O tema que dá nome ao disco logo a abrir e a longa-metragem “White Light” a fechar, foram momentos altos. Pelo meio cantou “Touch”, a tal balada fulminante – mas que não faz justiça ao disco. Já trata a canção por tu, sabe que é a que o público melhor conhece e gozou com isso, improvisou, deixou-se levar pelo riso no meio das frases e, para provar que dos dramas também se fazem festas, desceu ao fosso para cumprimentar os fãs.

Mas se ao vivo a música está no ponto, a voz não, precisa de treino. O elevado nível de produção do álbum faz com que seja difícil chegar a alguns tons, o que deixa um sabor a pouco. Shura esteve bem-disposta, divertiu-se e divertiu as muitas pessoas que tinham as letras na ponta da língua, deu para aquecer. E vai voltar mais vezes.

Thee Oh Sees

Os Thee Oh Sees já não são nenhuns estranhos. A banda de garage rock passou por Paredes de Coura há exatamente dois anos (mas pelo palco secundário), depois do que parecia (e deveria) ser uma pausa sem fim certo. Tinha então saído Drop, álbum gravado num antigo armazém de bananas. Um dos muitos de uma discografia que já vai longa.

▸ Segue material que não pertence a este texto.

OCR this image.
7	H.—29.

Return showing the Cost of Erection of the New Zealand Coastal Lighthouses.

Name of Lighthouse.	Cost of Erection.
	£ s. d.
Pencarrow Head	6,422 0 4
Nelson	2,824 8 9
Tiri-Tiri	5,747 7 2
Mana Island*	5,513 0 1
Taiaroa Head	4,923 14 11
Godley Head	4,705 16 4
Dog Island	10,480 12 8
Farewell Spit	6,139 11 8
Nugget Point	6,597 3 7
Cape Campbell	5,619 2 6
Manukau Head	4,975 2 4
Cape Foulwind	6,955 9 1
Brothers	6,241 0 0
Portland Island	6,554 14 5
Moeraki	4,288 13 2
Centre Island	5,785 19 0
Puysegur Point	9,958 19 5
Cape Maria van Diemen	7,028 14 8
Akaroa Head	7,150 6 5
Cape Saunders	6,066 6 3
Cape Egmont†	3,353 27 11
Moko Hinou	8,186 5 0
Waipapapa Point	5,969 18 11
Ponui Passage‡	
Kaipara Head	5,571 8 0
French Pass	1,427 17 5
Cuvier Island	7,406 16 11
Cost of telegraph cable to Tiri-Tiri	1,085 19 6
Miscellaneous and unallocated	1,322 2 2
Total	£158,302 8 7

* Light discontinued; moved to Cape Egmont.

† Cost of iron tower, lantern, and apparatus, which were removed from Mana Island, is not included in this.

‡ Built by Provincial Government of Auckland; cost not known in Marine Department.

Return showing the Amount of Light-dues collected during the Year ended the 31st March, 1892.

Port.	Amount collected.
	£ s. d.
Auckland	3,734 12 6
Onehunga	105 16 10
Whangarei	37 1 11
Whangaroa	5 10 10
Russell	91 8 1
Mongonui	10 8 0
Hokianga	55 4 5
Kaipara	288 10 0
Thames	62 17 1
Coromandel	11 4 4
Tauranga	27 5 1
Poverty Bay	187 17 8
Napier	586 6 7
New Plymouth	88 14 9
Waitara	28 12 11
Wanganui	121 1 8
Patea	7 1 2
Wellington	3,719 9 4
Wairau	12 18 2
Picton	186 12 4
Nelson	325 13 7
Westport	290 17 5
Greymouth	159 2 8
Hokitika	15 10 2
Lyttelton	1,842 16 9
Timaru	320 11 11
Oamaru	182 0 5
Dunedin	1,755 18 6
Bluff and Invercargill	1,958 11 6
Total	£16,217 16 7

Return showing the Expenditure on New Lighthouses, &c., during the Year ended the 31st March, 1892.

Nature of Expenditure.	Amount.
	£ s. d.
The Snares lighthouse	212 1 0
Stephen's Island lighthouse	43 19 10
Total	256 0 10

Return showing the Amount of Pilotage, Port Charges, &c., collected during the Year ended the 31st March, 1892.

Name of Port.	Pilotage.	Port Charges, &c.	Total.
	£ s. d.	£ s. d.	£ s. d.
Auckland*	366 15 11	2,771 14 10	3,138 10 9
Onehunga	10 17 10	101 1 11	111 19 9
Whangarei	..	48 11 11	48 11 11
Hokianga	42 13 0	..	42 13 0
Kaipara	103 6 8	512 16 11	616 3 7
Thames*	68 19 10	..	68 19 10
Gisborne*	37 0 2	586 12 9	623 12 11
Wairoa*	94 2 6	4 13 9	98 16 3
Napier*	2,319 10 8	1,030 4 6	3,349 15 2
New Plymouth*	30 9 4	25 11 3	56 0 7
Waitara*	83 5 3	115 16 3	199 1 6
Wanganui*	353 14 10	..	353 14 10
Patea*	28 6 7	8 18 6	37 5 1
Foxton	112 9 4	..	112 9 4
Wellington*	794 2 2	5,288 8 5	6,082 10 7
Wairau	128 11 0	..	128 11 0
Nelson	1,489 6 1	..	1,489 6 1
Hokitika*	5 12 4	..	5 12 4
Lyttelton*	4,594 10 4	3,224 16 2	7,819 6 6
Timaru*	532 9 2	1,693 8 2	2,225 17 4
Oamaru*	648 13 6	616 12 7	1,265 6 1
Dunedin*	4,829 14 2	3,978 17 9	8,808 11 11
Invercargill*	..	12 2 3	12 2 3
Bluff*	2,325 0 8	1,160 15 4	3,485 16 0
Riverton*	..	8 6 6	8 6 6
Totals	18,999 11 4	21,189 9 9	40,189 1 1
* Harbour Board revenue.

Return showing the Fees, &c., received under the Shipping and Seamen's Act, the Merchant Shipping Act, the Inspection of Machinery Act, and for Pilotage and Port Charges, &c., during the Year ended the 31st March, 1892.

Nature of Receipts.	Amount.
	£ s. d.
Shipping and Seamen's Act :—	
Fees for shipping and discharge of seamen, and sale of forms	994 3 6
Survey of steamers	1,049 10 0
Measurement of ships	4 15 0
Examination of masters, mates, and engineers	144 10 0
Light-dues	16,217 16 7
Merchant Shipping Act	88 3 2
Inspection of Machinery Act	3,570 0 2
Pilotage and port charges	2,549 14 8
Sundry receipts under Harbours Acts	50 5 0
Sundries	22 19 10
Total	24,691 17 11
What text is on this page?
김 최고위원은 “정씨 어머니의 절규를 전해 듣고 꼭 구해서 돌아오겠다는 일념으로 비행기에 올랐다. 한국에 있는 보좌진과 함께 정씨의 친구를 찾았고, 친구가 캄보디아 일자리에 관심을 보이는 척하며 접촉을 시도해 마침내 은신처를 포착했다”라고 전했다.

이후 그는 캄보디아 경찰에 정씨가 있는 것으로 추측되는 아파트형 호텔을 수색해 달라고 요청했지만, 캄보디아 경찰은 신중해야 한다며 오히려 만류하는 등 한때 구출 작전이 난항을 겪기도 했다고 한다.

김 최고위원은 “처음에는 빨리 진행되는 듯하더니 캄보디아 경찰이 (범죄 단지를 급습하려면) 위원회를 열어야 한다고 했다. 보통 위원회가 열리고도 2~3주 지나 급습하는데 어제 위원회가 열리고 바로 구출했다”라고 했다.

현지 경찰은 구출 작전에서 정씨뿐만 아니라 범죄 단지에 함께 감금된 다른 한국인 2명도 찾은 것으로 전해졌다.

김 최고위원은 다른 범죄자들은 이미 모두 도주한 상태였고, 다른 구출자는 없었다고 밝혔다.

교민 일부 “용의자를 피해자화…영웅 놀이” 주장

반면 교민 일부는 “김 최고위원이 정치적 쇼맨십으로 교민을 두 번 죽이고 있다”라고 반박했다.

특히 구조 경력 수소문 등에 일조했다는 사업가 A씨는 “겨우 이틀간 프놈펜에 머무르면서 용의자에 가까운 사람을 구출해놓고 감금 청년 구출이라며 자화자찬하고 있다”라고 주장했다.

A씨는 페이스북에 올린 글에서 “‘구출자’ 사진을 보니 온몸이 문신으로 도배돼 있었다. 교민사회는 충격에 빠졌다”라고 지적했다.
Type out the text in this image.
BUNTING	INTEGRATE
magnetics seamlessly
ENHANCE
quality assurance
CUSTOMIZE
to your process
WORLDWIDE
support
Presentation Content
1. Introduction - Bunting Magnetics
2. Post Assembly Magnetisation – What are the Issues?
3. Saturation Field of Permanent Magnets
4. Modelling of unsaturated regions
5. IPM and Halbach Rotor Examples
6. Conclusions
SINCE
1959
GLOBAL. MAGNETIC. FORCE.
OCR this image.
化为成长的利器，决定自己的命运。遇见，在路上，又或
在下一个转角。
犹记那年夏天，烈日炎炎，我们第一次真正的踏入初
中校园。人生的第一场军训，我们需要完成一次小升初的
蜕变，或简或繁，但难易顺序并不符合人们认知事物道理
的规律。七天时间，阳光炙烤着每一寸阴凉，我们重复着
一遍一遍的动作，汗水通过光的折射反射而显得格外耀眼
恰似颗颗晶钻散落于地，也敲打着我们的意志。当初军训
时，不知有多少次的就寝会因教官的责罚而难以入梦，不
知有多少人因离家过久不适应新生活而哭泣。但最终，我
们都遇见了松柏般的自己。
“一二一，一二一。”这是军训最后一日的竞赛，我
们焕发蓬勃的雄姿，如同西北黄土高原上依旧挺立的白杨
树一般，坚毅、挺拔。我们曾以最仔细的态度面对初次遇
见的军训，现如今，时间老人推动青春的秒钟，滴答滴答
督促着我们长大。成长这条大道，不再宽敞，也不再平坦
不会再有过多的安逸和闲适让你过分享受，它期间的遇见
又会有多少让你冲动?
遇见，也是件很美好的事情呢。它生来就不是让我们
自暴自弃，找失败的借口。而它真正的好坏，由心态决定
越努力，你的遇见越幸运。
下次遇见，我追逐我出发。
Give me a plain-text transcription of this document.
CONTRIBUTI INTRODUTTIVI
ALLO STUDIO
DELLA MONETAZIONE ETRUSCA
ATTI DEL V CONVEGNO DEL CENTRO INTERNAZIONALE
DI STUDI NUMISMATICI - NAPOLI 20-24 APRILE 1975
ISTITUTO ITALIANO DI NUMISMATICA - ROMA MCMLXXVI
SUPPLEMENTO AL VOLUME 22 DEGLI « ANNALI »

Desde então, pouco parece ter mudado. A energia continua a mesma, não fosse a banda de John Dwyer conhecida pelas atuações explosivas, sem travão. É, aliás, assim que vale a pena ver os Thee Oh Sees — ao vivo, a destilarem rock puro e duro.

Com um novo álbum na manga, A Weird Exits, lançado a 12 de agosto, o concerto incluiu alguns temas novos, muito mosh, crowdsurfing e uma nuvem de pó que mal deixava ver o palco. O ar podia estar irrespirável para os lados do Palco Vodafone, mas os fãs não pareciam importar-se. Até ao fim, não pararam quietos nem um segundo. E a banda de São Francisco também não.

Em 2017, os Thee Oh Sees completam 20 anos. É um número grande, mas que não parece pesar. A verdade, é que continuam tão jovens e cheios de energia como em 1997. Esperamos que estejam para durar.